I read and reviewed Robopocalypse last year. I thought it was poor science fiction and poor writing. It never occurred to me that this was a book that would generate controversy. Here’s my review:

robopocalypseRobopocalypse
Daniel H. Wilson

“Peeking out from my covers, I see there’s a rainbow of flashing lights coming from our wooden toy box. The pulsing blues and reds and greens flicker from the crack under the closed lid and spill out onto the alphabet rug in the middle of the room like confetti.”

That, dear reader, is a 14-year-old girl talking to a fellow survivor in the smoking rubble of a destroyed skyscraper as killer robots roam the streets. Does that sound like any 14-year-old girl you’ve ever known? Me either.

All the narrators of this book, who speak to us in the form of recorded conversations, debriefing transcripts, and electronic data bursts, sound like that 14-year-old girl.
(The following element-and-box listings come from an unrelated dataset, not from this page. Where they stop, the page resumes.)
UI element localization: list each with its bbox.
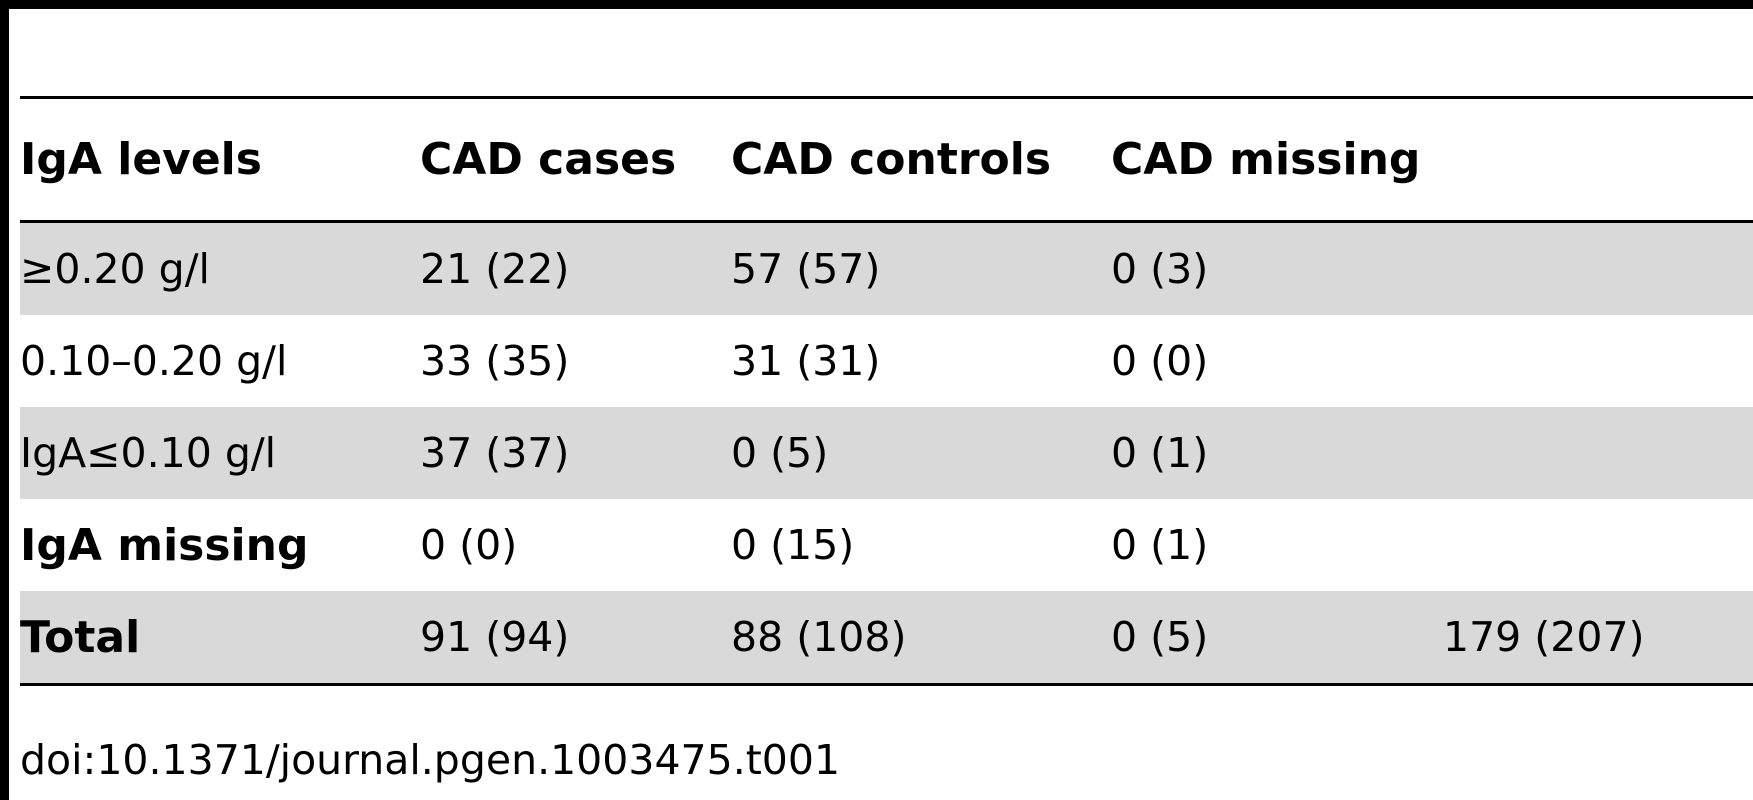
cad-controls-cell: 0 (15)	[731, 521, 855, 569]
table-row: ≥0.20 g/l 21 (22) 57 (57) 0 (3)	[20, 221, 1753, 315]
cad-missing-cell: 0 (5)	[1111, 591, 1443, 685]
total-cell: 179 (207)	[1443, 591, 1753, 685]
table-row: IgA≤0.10 g/l 37 (37) 0 (5) 0 (1)	[20, 407, 1753, 499]
cad-cases-cell: 21 (22)	[420, 221, 731, 315]
cad-missing-cell: 0 (0)	[1111, 337, 1209, 385]
cad-cases-cell: 0 (0)	[420, 521, 518, 569]
data-table-container: IgA levels CAD cases CAD controls CAD mi…	[20, 96, 1753, 686]
cad-controls-cell: 88 (108)	[731, 591, 1111, 685]
table-row: 0.10–0.20 g/l 33 (35) 31 (31) 0 (0)	[20, 315, 1753, 407]
header-cad-controls: CAD controls	[731, 134, 1052, 185]
doi-footnote: doi:10.1371/journal.pgen.1003475.t001	[20, 736, 841, 784]
cad-controls-cell: 0 (5)	[731, 407, 1111, 499]
total-cell	[1443, 407, 1753, 499]
header-iga-levels: IgA levels	[20, 134, 262, 185]
left-rule	[0, 0, 9, 800]
header-total	[1443, 98, 1753, 222]
cad-missing-cell: 0 (1)	[1111, 407, 1443, 499]
cad-controls-cell: 57 (57)	[731, 221, 1111, 315]
total-cell	[1443, 221, 1753, 315]
cad-controls-cell: 31 (31)	[731, 337, 881, 385]
table-row-total: Total 91 (94) 88 (108) 0 (5) 179 (207)	[20, 591, 1753, 685]
iga-cad-table: IgA levels CAD cases CAD controls CAD mi…	[20, 96, 1753, 686]
row-label: 0.10–0.20 g/l	[20, 337, 288, 385]
cad-missing-cell: 0 (1)	[1111, 521, 1209, 569]
row-label: ≥0.20 g/l	[20, 221, 420, 315]
cad-cases-cell: 37 (37)	[420, 407, 731, 499]
header-cad-missing: CAD missing	[1111, 134, 1421, 185]
top-rule	[0, 0, 1753, 9]
row-label: Total	[20, 591, 420, 685]
cad-missing-cell: 0 (3)	[1111, 221, 1443, 315]
cad-cases-cell: 33 (35)	[420, 337, 570, 385]
table-header-row: IgA levels CAD cases CAD controls CAD mi…	[20, 97, 1753, 222]
header-cad-cases: CAD cases	[420, 134, 677, 185]
total-cell	[1443, 315, 1753, 407]
row-label: IgA missing	[20, 519, 309, 571]
total-cell	[1443, 499, 1753, 591]
cad-cases-cell: 91 (94)	[420, 591, 731, 685]
row-label: IgA≤0.10 g/l	[20, 407, 420, 499]
table-row: IgA missing 0 (0) 0 (15) 0 (1)	[20, 499, 1753, 591]
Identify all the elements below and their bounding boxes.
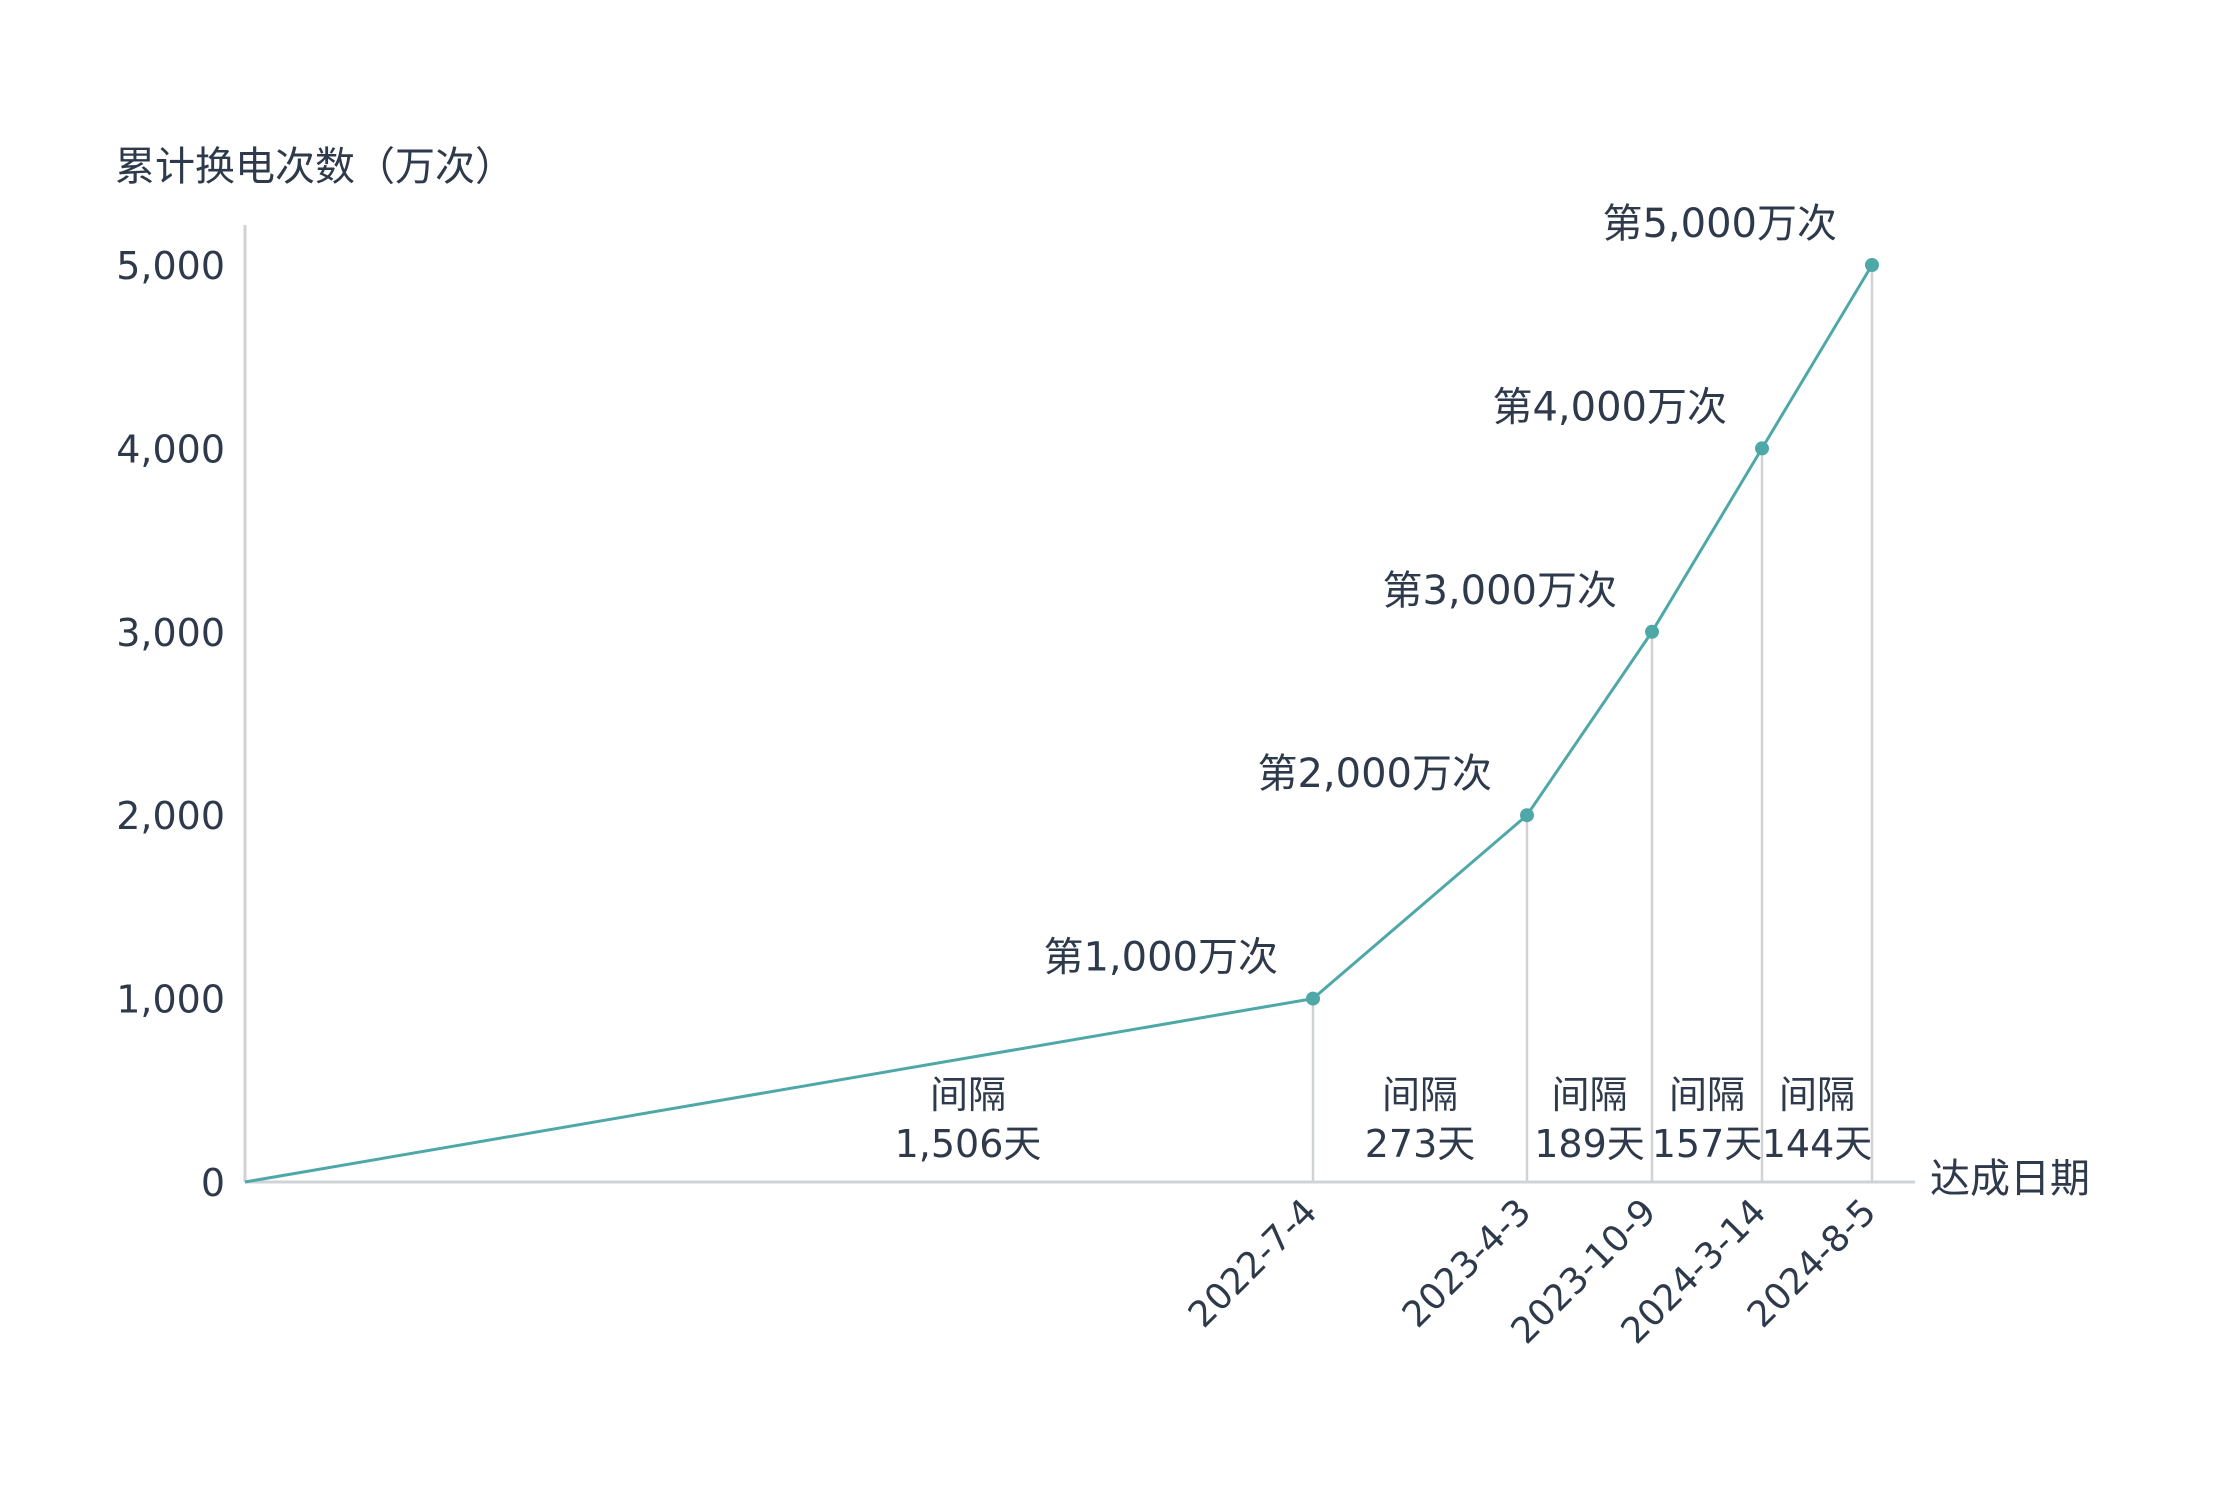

Which is to say that the characters who tell the story all sound the same … and are equally unbelievable. I’d much rather the author had abandoned the pretense of recorded conversations and transcripts and just told the damn story.

Dan Wilson, who has an academic background in robotics, doesn’t really give us much in the way of robotic information. How did Archos become self-aware? How did it manage to put itself together, to assemble the parts and pieces it needed to communicate with and direct the activities of other robots? Where are the factories it set up to manufacture its robot army, and where does it get the electronics and other raw materials it needs? How are the robots powered? How is it that Archos, seemingly aware of every single thing every human on earth does or thinks, is unable to defend itself in the end? Wilson doesn’t bother to tell us.

Vaunted background in robotics aside, Dan Wilson doesn’t appear to have any kind of background in robotic science fiction. Asimov’s Three Laws of Robotics? Strangely absent from a science fiction novel about robots. I mean, my god, there’s such a rich body of robot science fiction, you’d think Wilson would have boned up beforehand. Who’s going to pick up a book with a title like Robopocalypse? Science fiction readers, that’s who … and they’re going to be disappointed.

Wilson’s writing is literate but somehow inept. His characters constantly speak of imminent, catastrophic danger … “I sensed, with icy certainty, instant death hurtling toward me from the sky” … followed by a rifle shot that misses, or a thrown rock, or some such not-even-close-to-catastrophic event. But that’s merely a minor irritation. More seriously, Wilson fails to communicate the feel of global war, of huge forces advancing and retreating across the continents, of the near extinction of the human race. His cast of characters is too small, too localized. The reader never gets the sense of end-times doom Wilson wants to convey.

Robopocalypse is thin gruel. There’s no meat in it. I felt like I was reading the screenplay of a cheap Syfy Channel mini-movie. The robots may as well be zombies or vampires, for all the scientific lack of rigor Wilson gives us. Robopocalypse is not science fiction. It’s an airport thriller, and not a particularly good one.